Azulfidine® is a prescription anti-inflammatory drug used to treat ulcerative colitis, a type of chronic bowel disease. It may also be prescribed to help manage symptoms of rheumatoid arthritis in patients who do not respond well to other medications. The drug works by blocking chemical signals that would normally trigger inflammatory responses, thereby reducing swelling, muscle contractions, pain, and other symptoms. Ulcerative colitis patients are usually given fast-acting tablets to take daily during active attacks of their disease. People with rheumatoid arthritis can take extended-release capsules on a daily basis to prevent symptomatic episodes.
The active ingredient in Azulfidine®, sulfasalazine, has potent anti-inflammatory properties. After the drug is digested, it is broken down into simpler chemicals in the intestines that block the activity of inflammation-inducing enzymes. The medication has direct effects on the colon in patients with ulcerative colitis. Extended-release Azulfidine® is absorbed into the bloodstream and transported to joints throughout the body before it produces anti-inflammatory effects.
Fast-acting Azulfidine® tablets are typically prescribed to be taken three times a day in 3- to 4-gram doses. As a form of maintenance therapy for rheumatoid arthritis, extended-release capsules are usually taken in three daily doses of 2 grams. Exact dosage strengths and frequencies may be adjusted by the prescribing doctor depending on the patient's age, weight, and physical response to the drug. It is important to visit the doctor periodically during treatment so he or she can make sure it is working correctly.

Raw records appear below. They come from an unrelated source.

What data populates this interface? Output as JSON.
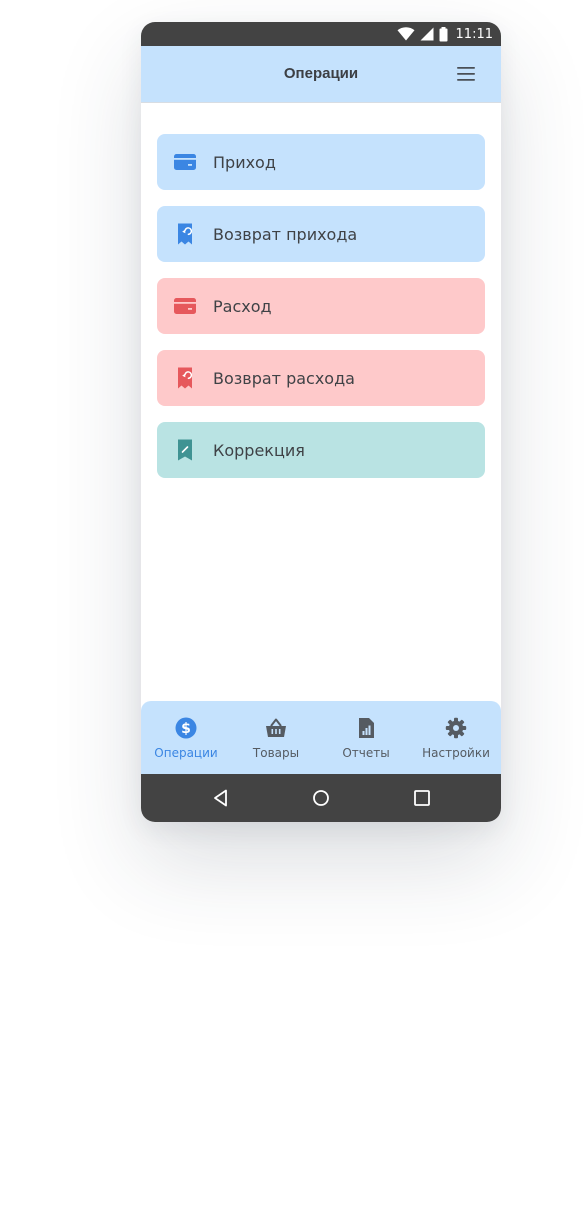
{
  "status_bar": {
    "time": "11:11",
    "icons": [
      "wifi-icon",
      "cellular-signal-icon",
      "battery-icon"
    ]
  },
  "header": {
    "title": "Операции",
    "menu_icon": "hamburger-menu-icon"
  },
  "operations": [
    {
      "label": "Приход",
      "icon": "card-icon",
      "bg": "#c5e2fd",
      "icon_color": "#3b86e3"
    },
    {
      "label": "Возврат прихода",
      "icon": "receipt-return-icon",
      "bg": "#c5e2fd",
      "icon_color": "#3b86e3"
    },
    {
      "label": "Расход",
      "icon": "card-icon",
      "bg": "#fec9ca",
      "icon_color": "#e6585c"
    },
    {
      "label": "Возврат расхода",
      "icon": "receipt-return-icon",
      "bg": "#fec9ca",
      "icon_color": "#e6585c"
    },
    {
      "label": "Коррекция",
      "icon": "receipt-edit-icon",
      "bg": "#b9e3e3",
      "icon_color": "#3f9393"
    }
  ],
  "bottom_nav": {
    "items": [
      {
        "label": "Операции",
        "icon": "dollar-circle-icon",
        "active": true
      },
      {
        "label": "Товары",
        "icon": "basket-icon",
        "active": false
      },
      {
        "label": "Отчеты",
        "icon": "report-document-icon",
        "active": false
      },
      {
        "label": "Настройки",
        "icon": "gear-icon",
        "active": false
      }
    ]
  },
  "system_nav": {
    "buttons": [
      "back-icon",
      "home-icon",
      "recents-icon"
    ]
  },
  "colors": {
    "accent": "#3b86e3",
    "header_bg": "#c5e2fd",
    "system_bar": "#434343",
    "expense": "#e6585c",
    "correction": "#3f9393"
  }
}
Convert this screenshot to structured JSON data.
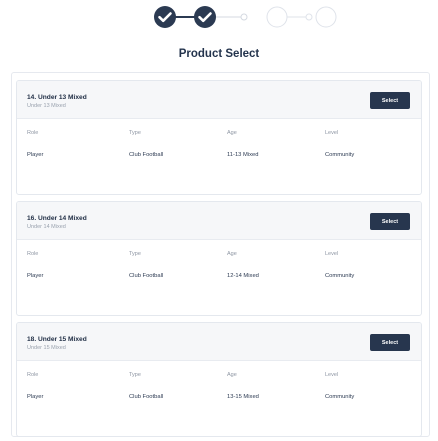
{
  "page": {
    "title": "Product Select"
  },
  "stepper": {
    "total_steps": 5,
    "completed_steps": 2,
    "active_color": "#2b3a52",
    "inactive_color": "#d4d9e1",
    "check_icon": "check-icon"
  },
  "columns": {
    "role": "Role",
    "type": "Type",
    "age": "Age",
    "level": "Level"
  },
  "products": [
    {
      "name": "14. Under 13 Mixed",
      "subtitle": "Under 13 Mixed",
      "select_label": "Select",
      "role": "Player",
      "type": "Club Football",
      "age": "11-13 Mixed",
      "level": "Community"
    },
    {
      "name": "16. Under 14 Mixed",
      "subtitle": "Under 14 Mixed",
      "select_label": "Select",
      "role": "Player",
      "type": "Club Football",
      "age": "12-14 Mixed",
      "level": "Community"
    },
    {
      "name": "18. Under 15 Mixed",
      "subtitle": "Under 15 Mixed",
      "select_label": "Select",
      "role": "Player",
      "type": "Club Football",
      "age": "13-15 Mixed",
      "level": "Community"
    }
  ]
}
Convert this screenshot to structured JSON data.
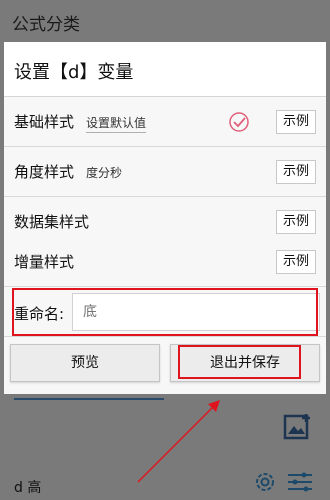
{
  "background": {
    "header_title": "公式分类",
    "bottom_label": "d 高"
  },
  "dialog": {
    "title": "设置【d】变量",
    "rows": [
      {
        "label": "基础样式",
        "value": "设置默认值",
        "example": "示例"
      },
      {
        "label": "角度样式",
        "value": "度分秒",
        "example": "示例"
      },
      {
        "label": "数据集样式",
        "value": "",
        "example": "示例"
      },
      {
        "label": "增量样式",
        "value": "",
        "example": "示例"
      }
    ],
    "rename": {
      "label": "重命名:",
      "placeholder": "底"
    },
    "buttons": {
      "preview": "预览",
      "save": "退出并保存"
    }
  },
  "colors": {
    "annotation_red": "#e0141e",
    "check_pink": "#e0607a"
  }
}
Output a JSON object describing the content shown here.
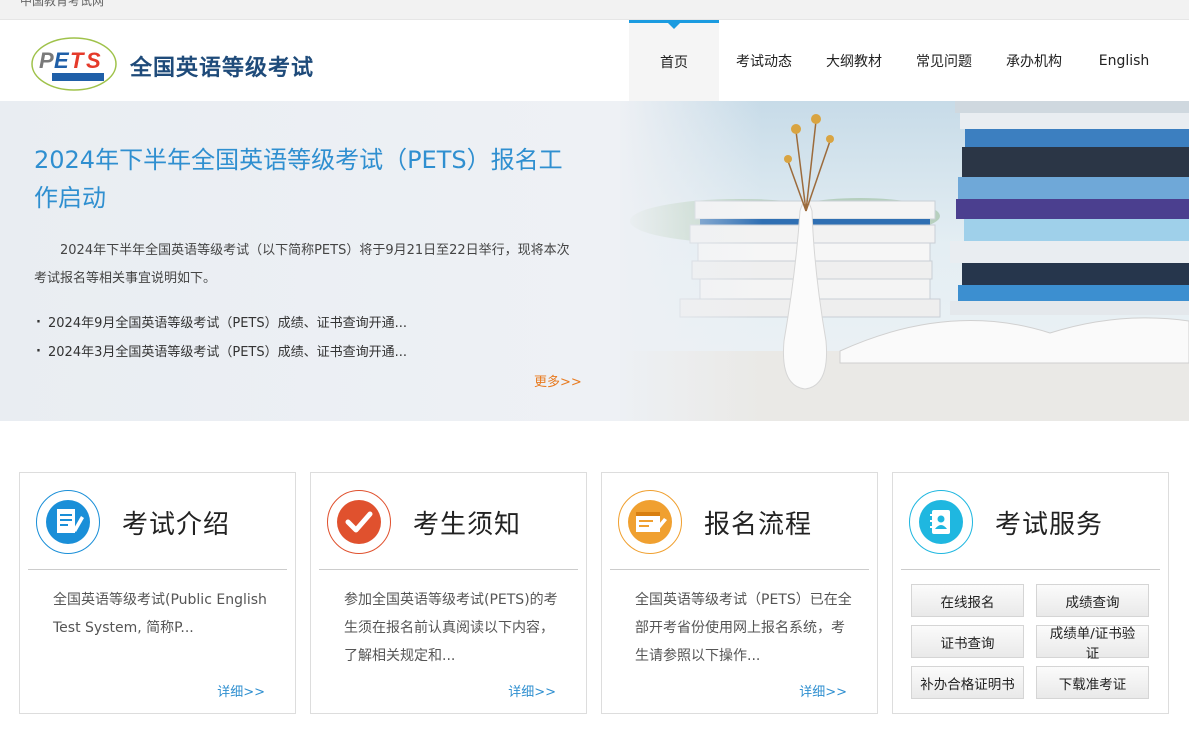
{
  "topbar": {
    "site": "中国教育考试网"
  },
  "header": {
    "logo_text": "PETS",
    "logo_sub": "全国英语等级考试",
    "brand": "全国英语等级考试"
  },
  "nav": [
    {
      "label": "首页",
      "active": true
    },
    {
      "label": "考试动态"
    },
    {
      "label": "大纲教材"
    },
    {
      "label": "常见问题"
    },
    {
      "label": "承办机构"
    },
    {
      "label": "English"
    }
  ],
  "banner": {
    "title": "2024年下半年全国英语等级考试（PETS）报名工作启动",
    "desc": "2024年下半年全国英语等级考试（以下简称PETS）将于9月21日至22日举行，现将本次考试报名等相关事宜说明如下。",
    "news": [
      "2024年9月全国英语等级考试（PETS）成绩、证书查询开通...",
      "2024年3月全国英语等级考试（PETS）成绩、证书查询开通..."
    ],
    "more": "更多>>"
  },
  "cards": [
    {
      "title": "考试介绍",
      "desc": "全国英语等级考试(Public English Test System, 简称P...",
      "more": "详细>>",
      "icon": "document-pen-icon",
      "color": "#1a8fd8"
    },
    {
      "title": "考生须知",
      "desc": "参加全国英语等级考试(PETS)的考生须在报名前认真阅读以下内容，了解相关规定和...",
      "more": "详细>>",
      "icon": "checkmark-icon",
      "color": "#e0512e"
    },
    {
      "title": "报名流程",
      "desc": "全国英语等级考试（PETS）已在全部开考省份使用网上报名系统，考生请参照以下操作...",
      "more": "详细>>",
      "icon": "form-pen-icon",
      "color": "#f0a030"
    },
    {
      "title": "考试服务",
      "icon": "contacts-book-icon",
      "color": "#1fb7e0",
      "services": [
        "在线报名",
        "成绩查询",
        "证书查询",
        "成绩单/证书验证",
        "补办合格证明书",
        "下载准考证"
      ]
    }
  ]
}
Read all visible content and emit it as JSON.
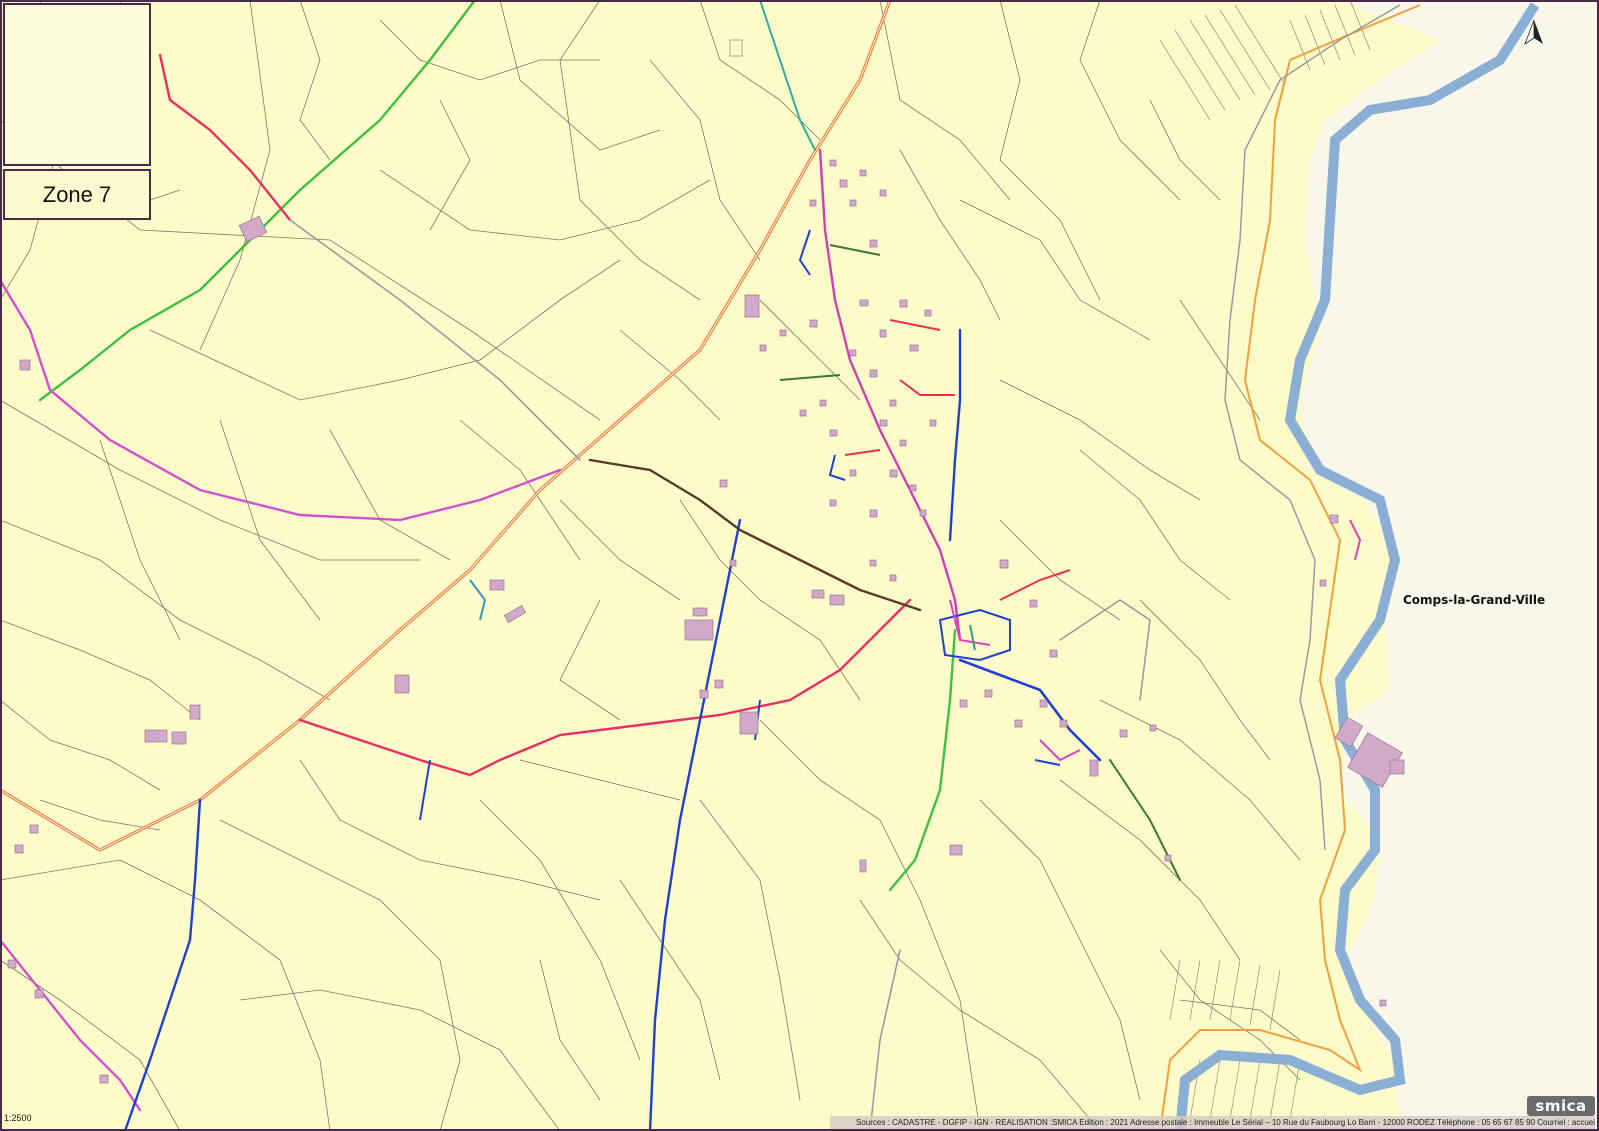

It is possible to experience mild side effects when taking Azulfidine®. The most common side effects include headaches, stomach upset, abdominal cramps, nausea, and vomiting. A person may lose his or her appetite and have watery diarrhea for the first few days of treatment. Allergic reactions to Azulfidine® are rare but potentially serious. It is important to contact a doctor if swallowing difficulties, chest pains, facial swelling, or itchy skin rashes develop shortly after taking a dose of the drug.
Most patients who use Azulfidine® do not experience major negative reactions or health complications. Depending on how well treatment works, a doctor may decide to keep prescribing the drug indefinitely or slowly ween the patient off the medication altogether. Drug therapy can be initiated again if symptoms return. There are no cures for ulcerative colitis or rheumatoid arthritis, so it is possible that a patient may need to keep taking daily medications for life to make his or her condition more bearable.